BTW, you can learn more about the existing process, the new process, and our goals next week at MEDC in Las Vegas. I’ve got one scheduled session and a hands-on lab about securing XPE devices, and part of those appearances includes some discussion about security updates and the processes around them. The organisers of MEDC have done something cool this year – in previous conferences, there’s usually a crowd of people surrounding the speaker and the podium, asking questions and engaging in discussions. Problem is, with a dozen of more people crowding the speaker on the podium, it’s tough to get the next speaker and his audience into the room. Therefore, the organisers have come up with the idea of a Speaker Cabana – basically, it’s a place somewhere away from the podium and presentation room where we can all get comfortable and have our conversations, which allows the setup for the next guy to take place. Since it’s a cabana (and it is Vegas), I’m expecting comfy chairs, a drink cart, and some finger food, but I’m ready to accept just a comfy chair and a plug to charge my laptop. I’ll bring my own potables… :-)
Q & A
Now, some Q&A – a loyal (I hope) reader has fired some questions to me directly regarding BootPrep and the vagaries of a dual boot with XP Pro and XPE. I’ll group the questions together to answer them.
Can you please tell me that what it bootprep utility and why it's used?
BootPrep is a utility we shipped with XPE to allow you to create an XP boot sector on a drive that normally wouldn’t have one, such as a FAT/FAT32 partition. You only need to run it if the partition you will be booting from is FAT or FAT32 and does not currently have an XP boot sector on it. To put it another way, if you’re booting from an NTFS partition, or if you’re dual-booting a system that already has XP booting on it, you do not need to run BootPrep – all NTFS volumes have the proper XP boot sector code in them, and a system already booting XP has already been properly setup to boot XPE no matter which volume it’s on. BootPrep is only useful for making a single drive/single partition FAT/FAT32 system bootable to XPE.
Is it necessary to run FBA on target device hard drive which is formatted by FAT/FAT 32?
It's necessary to run FBA on every system, no matter the underlying file system.
What are ARC paths?
That's best handled by giving you some links to info on the base OS. Knowledge Base article 102873 has some good basic information on ARC paths.
And What is GenDisk?
GenDisk stands for Generic Disk, and is a fallback PnP ID for an IDE or SCSI disk.
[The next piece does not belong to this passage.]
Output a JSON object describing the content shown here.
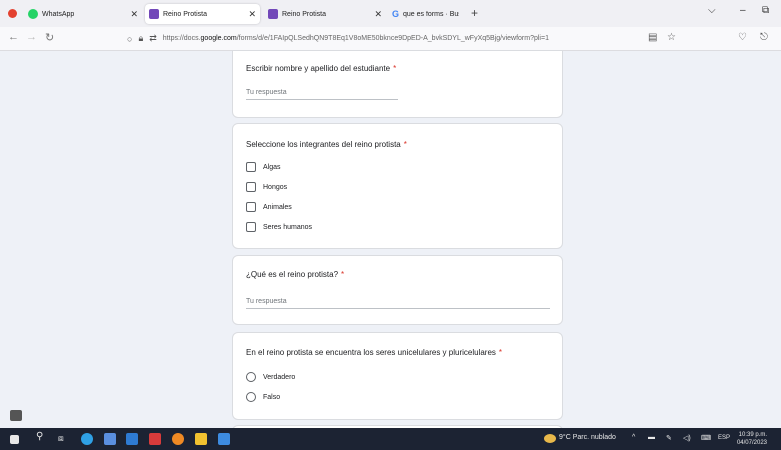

Basically, any disk that can be used in a PC supports some basic functionality – GenDisk encapsulates that functionality, so that if XP/XPE can’t find a specific driver for your drive, it can still boot from it and read and write data to it. Some of the links returned by a search on MSDN can give you more info on GenDisk, why it appears, and why it’s useful.
When I do dual boot, I do it on drive D of target device, which is formatted by NTFS system. My root drive is C with XP pro, does this thing giving me problem for RAM boot?
It might - a Remote Boot into a RAM disk presumes that the RAM disk will be C:. If you are preparing the system on D: so it runs properly, it probably won’t run properly in a RAM disk called C:. You may want to swap how you dual boot the system – repartition and install XP Pro on D:, then put your XPE image on C:.